Now I have a wonderful friendly but no-nonsense British GP in Paris. She is very happy to explain and reassure and I am confident she only gives me drugs I really need. In the Internet age trusting your doctor is a leap of faith, but I do think she knows best because she has never given me any reason to doubt it.
As for the "bovine material". There's no way it's going anywhere near my mouth. I'm not that mad.
Thursday, 5 March 2009
Old Macdonald
We went to the Salon International d'Agriculture in Paris last week. It's taken me until now to recover. The French, as we all know, are big on farming and food and this is a massive and hugely popular annual event. It is to food and farming what the fashion shows are to haute couture with animals as perfectly groomed as catwalk models only better fed and less skinny.
The whole place was heaving even on a credit-crunch weekday and with tickets costing 12 euros, nearly £12 at current exchange rates. The metro carriage had became increasingly sweaty as we approached and pouring out of the station there were long queues for tickets. My American friend and I reverted to national stereotypes and thwarted several shameless queue jumpers who sidled in front of us by sending them to the back of the line. For our efforts we were treated to some fabulous excuses including: "Oh I am sorry, I was just trying to get a better look at the ticket office".
This year's Salon featuring 1,000 exhibitors from 17 countries and around 4,500 animals attracted more than 670,000 visitors. Once inside we spent our time trying to protect our toddler offspring from being trampled by the crowd and, like good city mothers, preventing them from being eaten or worse, dribbled or peed on, by various penned animals. Thankfully most of the farmers seem to have disappeared for lunch at the moment La Fille chose to do her impersonation of an urban wimp hopping on one foot and yelling "urgh, urgh, urgh there's poo on my shoe" after she trod in a cow pat. (It must be genetic; her elder half-sister once complained she didn't like the countryside because "it smells".)
The hangar-like exhibition halls were manned by no nonsense, ruddy-faced country folk who normally wouldn't be seen dead in Paris unless cattle prodded into coming here to wave angry banners and throw freshly-laid eggs at the Ministry of Agriculture.

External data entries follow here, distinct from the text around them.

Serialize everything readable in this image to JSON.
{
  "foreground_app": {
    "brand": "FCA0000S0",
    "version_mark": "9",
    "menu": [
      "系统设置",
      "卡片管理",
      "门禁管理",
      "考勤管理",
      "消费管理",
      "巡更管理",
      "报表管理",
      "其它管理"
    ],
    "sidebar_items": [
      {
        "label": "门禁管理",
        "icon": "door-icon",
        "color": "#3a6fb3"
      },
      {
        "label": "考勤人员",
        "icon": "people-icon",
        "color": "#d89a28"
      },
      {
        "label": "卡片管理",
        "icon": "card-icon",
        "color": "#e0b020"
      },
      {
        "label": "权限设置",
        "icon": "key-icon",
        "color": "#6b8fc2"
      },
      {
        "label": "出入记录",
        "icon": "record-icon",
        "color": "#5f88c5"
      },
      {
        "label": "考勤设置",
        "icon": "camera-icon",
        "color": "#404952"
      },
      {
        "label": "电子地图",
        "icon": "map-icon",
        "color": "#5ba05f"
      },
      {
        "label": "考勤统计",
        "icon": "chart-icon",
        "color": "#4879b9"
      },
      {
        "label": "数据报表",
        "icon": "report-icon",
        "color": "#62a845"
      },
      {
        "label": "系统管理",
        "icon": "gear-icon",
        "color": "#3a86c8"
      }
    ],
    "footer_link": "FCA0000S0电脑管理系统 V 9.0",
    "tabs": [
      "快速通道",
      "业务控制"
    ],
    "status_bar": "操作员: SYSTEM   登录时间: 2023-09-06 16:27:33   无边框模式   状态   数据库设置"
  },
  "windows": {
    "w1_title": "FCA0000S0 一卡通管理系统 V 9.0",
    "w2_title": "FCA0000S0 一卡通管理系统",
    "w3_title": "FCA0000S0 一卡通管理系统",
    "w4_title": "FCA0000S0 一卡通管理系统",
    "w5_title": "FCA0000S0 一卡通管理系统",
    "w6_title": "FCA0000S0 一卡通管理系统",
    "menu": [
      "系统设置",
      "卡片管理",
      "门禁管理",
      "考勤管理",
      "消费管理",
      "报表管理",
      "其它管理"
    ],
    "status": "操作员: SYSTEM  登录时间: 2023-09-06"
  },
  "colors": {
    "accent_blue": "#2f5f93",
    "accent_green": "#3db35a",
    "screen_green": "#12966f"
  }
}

Last year one lippy paysan insulted the president and was told to "Sod off, you idiot". These are people who, on their rural home turf, are often happier to talk to foreigners than have an exchange with someone from Paris. Here they were chatting, God knows even smiling, to visitors most of whom were Parisiens and couldn't tell one end of an unsheared ovine from the other.

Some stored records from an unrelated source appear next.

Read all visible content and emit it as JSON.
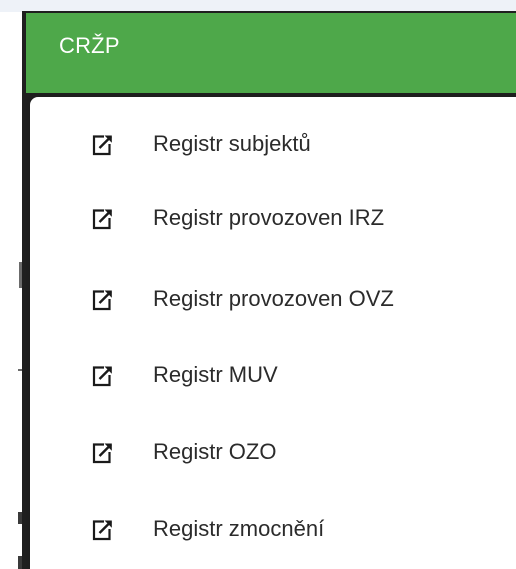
{
  "header": {
    "title": "CRŽP",
    "color": "#4ea84a"
  },
  "menu": {
    "icon": "external-link-icon",
    "items": [
      {
        "label": "Registr subjektů"
      },
      {
        "label": "Registr provozoven IRZ"
      },
      {
        "label": "Registr provozoven OVZ"
      },
      {
        "label": "Registr MUV"
      },
      {
        "label": "Registr OZO"
      },
      {
        "label": "Registr zmocnění"
      }
    ]
  }
}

And some of the animals were magnificently weird: we saw sheep wearing hand-crafted coats to stop their eight-inch deep fleece getting dirty, chickens that looked like they were wearing those pom-pom type socks you see on Greek soldiers, cockerels with beady eyes and blood red combs, perfectly symmetrical 101-dalmation rabbits, pedigree dogs including a preened white poodle having a silly haircut and a couple of grumpy donkeys who were clearly not enjoying themselves. Somehow we missed the bulls altogether but we did come across a spectacularly well-hung prize-winning pig. My friend and I giggled like silly schoolgirls and assumed the children who were concentrating on shoving their hands at the animal's snuffling nose, hadn't noticed.

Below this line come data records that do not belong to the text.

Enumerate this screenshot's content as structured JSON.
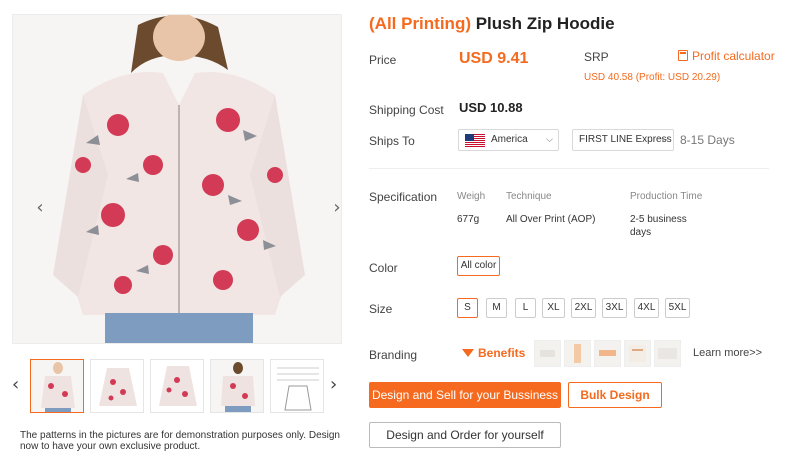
{
  "gallery": {
    "prev_arrow": "‹",
    "next_arrow": "›",
    "thumb_prev": "‹",
    "thumb_next": "›",
    "note": "The patterns in the pictures are for demonstration purposes only. Design now to have your own exclusive product."
  },
  "product": {
    "title_highlight": "(All Printing)",
    "title_rest": " Plush Zip Hoodie"
  },
  "price": {
    "label": "Price",
    "value": "USD 9.41",
    "srp_label": "SRP",
    "profit_calculator": "Profit calculator",
    "srp_value": "USD 40.58 (Profit: USD 20.29)"
  },
  "shipping": {
    "cost_label": "Shipping Cost",
    "cost_value": "USD 10.88",
    "ships_to_label": "Ships To",
    "country": "America",
    "line": "FIRST LINE Express",
    "days": "8-15 Days"
  },
  "specification": {
    "label": "Specification",
    "headers": {
      "weight": "Weigh",
      "technique": "Technique",
      "production": "Production Time"
    },
    "values": {
      "weight": "677g",
      "technique": "All Over Print (AOP)",
      "production": "2-5 business days"
    }
  },
  "color": {
    "label": "Color",
    "selected": "All color"
  },
  "size": {
    "label": "Size",
    "options": [
      "S",
      "M",
      "L",
      "XL",
      "2XL",
      "3XL",
      "4XL",
      "5XL"
    ],
    "selected": "S"
  },
  "branding": {
    "label": "Branding",
    "benefits": "Benefits",
    "learn_more": "Learn more>>"
  },
  "actions": {
    "design_sell": "Design and Sell for your Bussiness",
    "bulk_design": "Bulk Design",
    "design_order": "Design and Order for yourself"
  },
  "colors": {
    "accent": "#f56a1e",
    "border": "#d9d9d9"
  },
  "icons": {
    "calculator": "calculator-icon",
    "flag": "us-flag-icon",
    "benefits": "crown-icon"
  }
}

When we returned home, La Fille devoted a page in her school homework book to the Salon d'Agriculture. On the way to school Monday I asked what she was going to say when asked to explain her work to the class. She said: "I'm going to tell them about all the animals, especially the pig with the bizarre bottom." Thankfully she didn't hear me snorting into my scarf. It was one of those rare occasions where I was entirely lost for words.